Ultimo giorno in città
Ha avuto tanto successo da essere prorogata fino a oggi (orario continuato 9.30-19) allo Spazio Ratti (ex chiesa di San Francesco) in largo Spallino a Como la mostra documentaria su Gandhi (nella foto) e il pensiero gandhiano in Italia oggi. Si tratta di un evento promosso dall’Università di Pavia e dall’Accademia di Belle Arti Aldo Galli di Como, con il patrocinio del Consolato Generale dell’India a Milano e dell’assessorato alla Cultura del Comune di Como. La mostra è stata realizzata grazie al contributo della Fondazione Prima Spes (Veniano) e di Centro Seta (Firenze).
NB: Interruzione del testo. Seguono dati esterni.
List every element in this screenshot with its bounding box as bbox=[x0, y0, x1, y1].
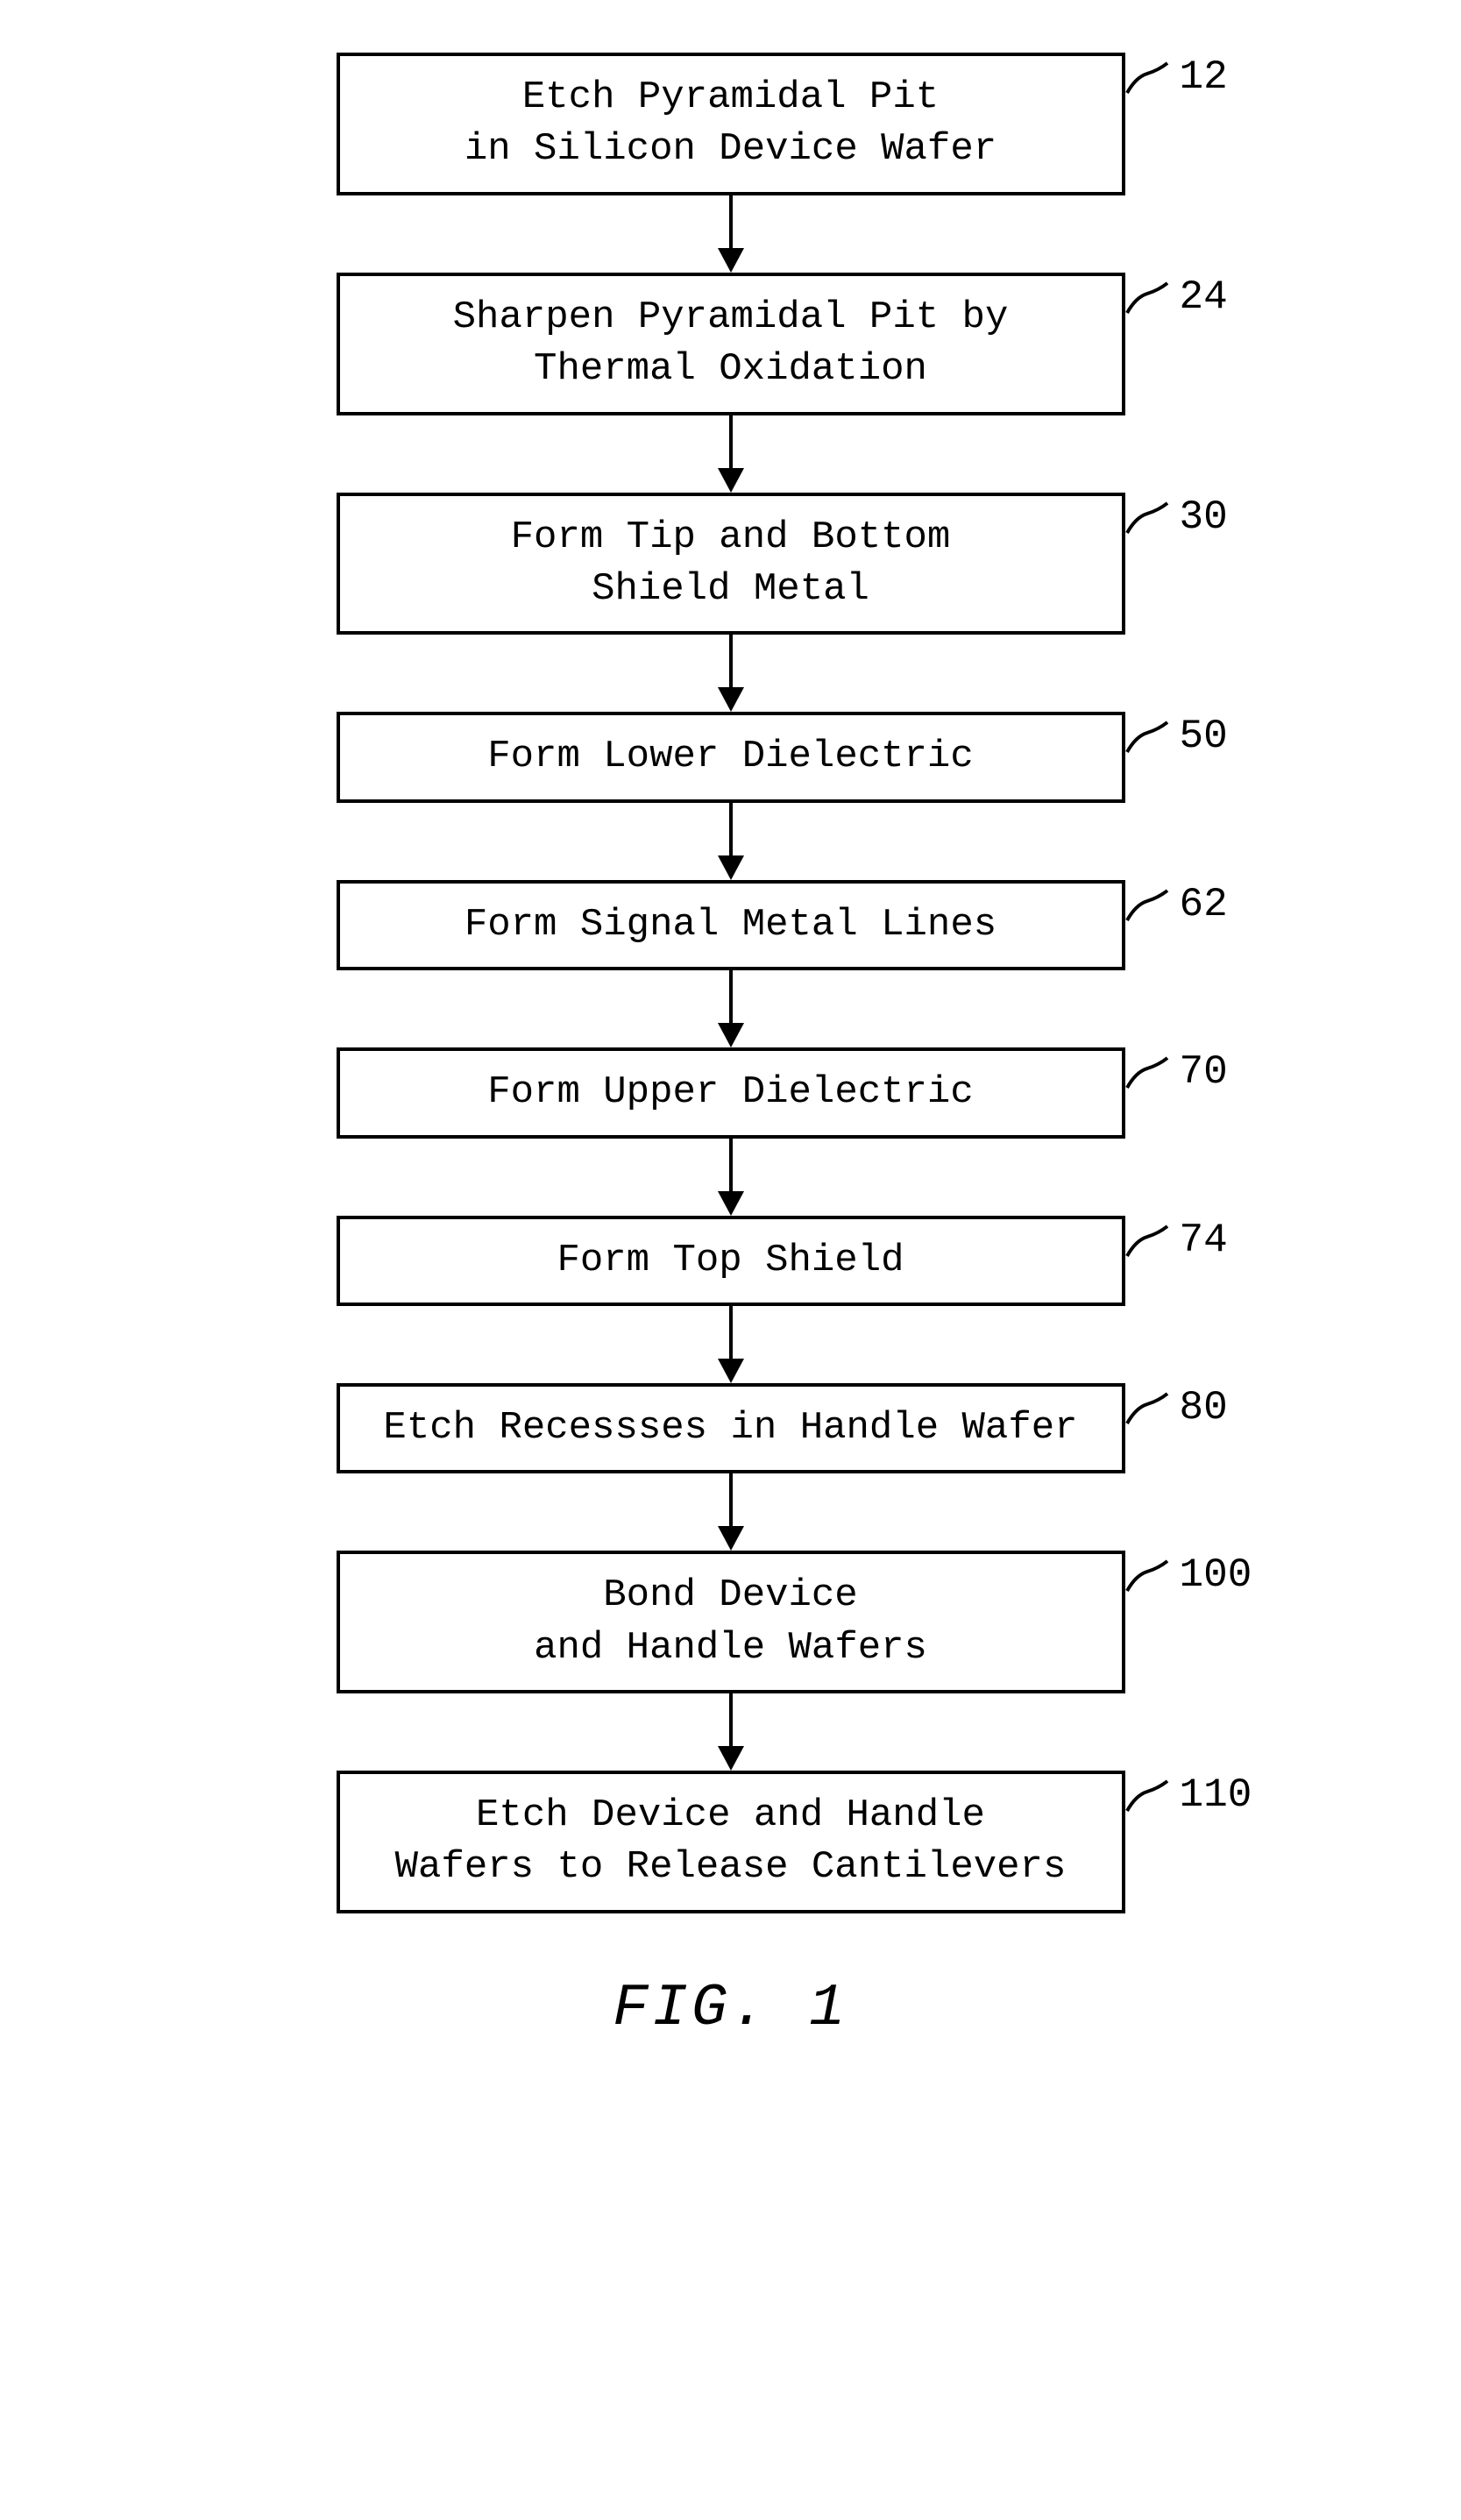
arrow-down-icon bbox=[709, 635, 753, 712]
flowchart-step-box: Form Top Shield bbox=[337, 1216, 1125, 1306]
flowchart-step-text: Etch Pyramidal Pitin Silicon Device Wafe… bbox=[465, 72, 996, 176]
flowchart-step-text: Form Top Shield bbox=[557, 1235, 904, 1287]
flowchart-step-text: Form Tip and BottomShield Metal bbox=[511, 512, 951, 616]
flowchart-step-number: 110 bbox=[1180, 1772, 1252, 1818]
flowchart-arrow bbox=[709, 1306, 753, 1383]
flowchart-step-row: Etch Pyramidal Pitin Silicon Device Wafe… bbox=[35, 53, 1426, 195]
flowchart-step-number: 74 bbox=[1180, 1217, 1228, 1263]
label-curve-icon bbox=[1125, 1054, 1169, 1090]
flowchart-arrow bbox=[709, 195, 753, 273]
label-curve-icon bbox=[1125, 719, 1169, 754]
flowchart-step-box: Sharpen Pyramidal Pit byThermal Oxidatio… bbox=[337, 273, 1125, 415]
flowchart-step-label: 12 bbox=[1125, 54, 1228, 100]
flowchart-step-text: Form Lower Dielectric bbox=[487, 731, 974, 783]
flowchart-step-number: 12 bbox=[1180, 54, 1228, 100]
flowchart-step-box: Form Upper Dielectric bbox=[337, 1047, 1125, 1138]
label-curve-icon bbox=[1125, 60, 1169, 95]
flowchart-step-label: 62 bbox=[1125, 882, 1228, 927]
flowchart-step-label: 50 bbox=[1125, 713, 1228, 759]
flowchart-step-number: 62 bbox=[1180, 882, 1228, 927]
flowchart-arrow bbox=[709, 1693, 753, 1771]
flowchart-step-box: Form Tip and BottomShield Metal bbox=[337, 493, 1125, 635]
arrow-down-icon bbox=[709, 1693, 753, 1771]
flowchart-step-number: 70 bbox=[1180, 1049, 1228, 1095]
flowchart-step-text: Sharpen Pyramidal Pit byThermal Oxidatio… bbox=[453, 292, 1009, 396]
flowchart-step-box: Form Signal Metal Lines bbox=[337, 880, 1125, 970]
flowchart-step-box: Etch Recessses in Handle Wafer bbox=[337, 1383, 1125, 1473]
flowchart-step-number: 30 bbox=[1180, 494, 1228, 540]
flowchart-step-row: Bond Deviceand Handle Wafers 100 bbox=[35, 1551, 1426, 1693]
flowchart-container: Etch Pyramidal Pitin Silicon Device Wafe… bbox=[35, 53, 1426, 1913]
arrow-down-icon bbox=[709, 415, 753, 493]
arrow-down-icon bbox=[709, 195, 753, 273]
flowchart-step-number: 24 bbox=[1180, 274, 1228, 320]
flowchart-arrow bbox=[709, 635, 753, 712]
label-curve-icon bbox=[1125, 887, 1169, 922]
flowchart-step-label: 80 bbox=[1125, 1385, 1228, 1430]
arrow-down-icon bbox=[709, 970, 753, 1047]
flowchart-arrow bbox=[709, 415, 753, 493]
flowchart-step-row: Etch Device and HandleWafers to Release … bbox=[35, 1771, 1426, 1913]
flowchart-step-box: Etch Device and HandleWafers to Release … bbox=[337, 1771, 1125, 1913]
flowchart-step-label: 110 bbox=[1125, 1772, 1252, 1818]
flowchart-step-label: 24 bbox=[1125, 274, 1228, 320]
flowchart-step-row: Etch Recessses in Handle Wafer 80 bbox=[35, 1383, 1426, 1473]
flowchart-step-row: Form Lower Dielectric 50 bbox=[35, 712, 1426, 802]
flowchart-step-row: Form Top Shield 74 bbox=[35, 1216, 1426, 1306]
figure-caption: FIG. 1 bbox=[613, 1975, 848, 2042]
flowchart-step-box: Bond Deviceand Handle Wafers bbox=[337, 1551, 1125, 1693]
flowchart-step-box: Form Lower Dielectric bbox=[337, 712, 1125, 802]
flowchart-step-label: 70 bbox=[1125, 1049, 1228, 1095]
flowchart-step-row: Form Signal Metal Lines 62 bbox=[35, 880, 1426, 970]
flowchart-step-number: 50 bbox=[1180, 713, 1228, 759]
label-curve-icon bbox=[1125, 280, 1169, 315]
label-curve-icon bbox=[1125, 500, 1169, 535]
flowchart-step-row: Form Tip and BottomShield Metal 30 bbox=[35, 493, 1426, 635]
flowchart-step-text: Form Signal Metal Lines bbox=[465, 899, 996, 951]
flowchart-step-row: Sharpen Pyramidal Pit byThermal Oxidatio… bbox=[35, 273, 1426, 415]
flowchart-step-text: Etch Recessses in Handle Wafer bbox=[383, 1402, 1077, 1454]
flowchart-arrow bbox=[709, 1473, 753, 1551]
arrow-down-icon bbox=[709, 1139, 753, 1216]
flowchart-step-label: 100 bbox=[1125, 1552, 1252, 1598]
flowchart-step-row: Form Upper Dielectric 70 bbox=[35, 1047, 1426, 1138]
flowchart-step-number: 80 bbox=[1180, 1385, 1228, 1430]
label-curve-icon bbox=[1125, 1558, 1169, 1593]
flowchart-step-text: Etch Device and HandleWafers to Release … bbox=[395, 1790, 1067, 1894]
flowchart-step-label: 74 bbox=[1125, 1217, 1228, 1263]
flowchart-step-text: Bond Deviceand Handle Wafers bbox=[534, 1570, 927, 1674]
label-curve-icon bbox=[1125, 1223, 1169, 1258]
arrow-down-icon bbox=[709, 1473, 753, 1551]
flowchart-step-box: Etch Pyramidal Pitin Silicon Device Wafe… bbox=[337, 53, 1125, 195]
arrow-down-icon bbox=[709, 803, 753, 880]
flowchart-arrow bbox=[709, 1139, 753, 1216]
flowchart-step-label: 30 bbox=[1125, 494, 1228, 540]
flowchart-arrow bbox=[709, 803, 753, 880]
flowchart-step-text: Form Upper Dielectric bbox=[487, 1067, 974, 1118]
label-curve-icon bbox=[1125, 1778, 1169, 1813]
flowchart-step-number: 100 bbox=[1180, 1552, 1252, 1598]
label-curve-icon bbox=[1125, 1390, 1169, 1425]
flowchart-arrow bbox=[709, 970, 753, 1047]
arrow-down-icon bbox=[709, 1306, 753, 1383]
Gandhi e i tessitori della pace – questo il titolo dell’iniziativa – è stata ideata da Simonetta Casci (docente di Storia dell’India presso la facoltà di Scienze Politiche dell’Università di Pavia) e da Rossana Vittani (esperta di tradizione tessile indiana) e si è proposta come riflessione sul tema della tessitura intesa non solo come artigianato, ma come pratica: esercizio di semplicità e disciplina, affermazione di verità (il concetto di “satyagraha”), progetto anche politico di emancipazione e di crescita. «Ci hanno già chiesto la mostra in altre sedi – dice Rossana Vittani – come Domodossola, Torino, Vigevano e Chiaravalle e anche Como “città della pace” ha risposto bene. Ci sono tutte le premesse per poterne fare una mostra davvero itinerante, da portare anche in luoghi italiani in cui più si richiede un messaggio di impegno civile all’insegna della nonviolenza, come L’Aquila devastata dal terremoto e la Val di Susa in cui si protesta animosamente per la Tav».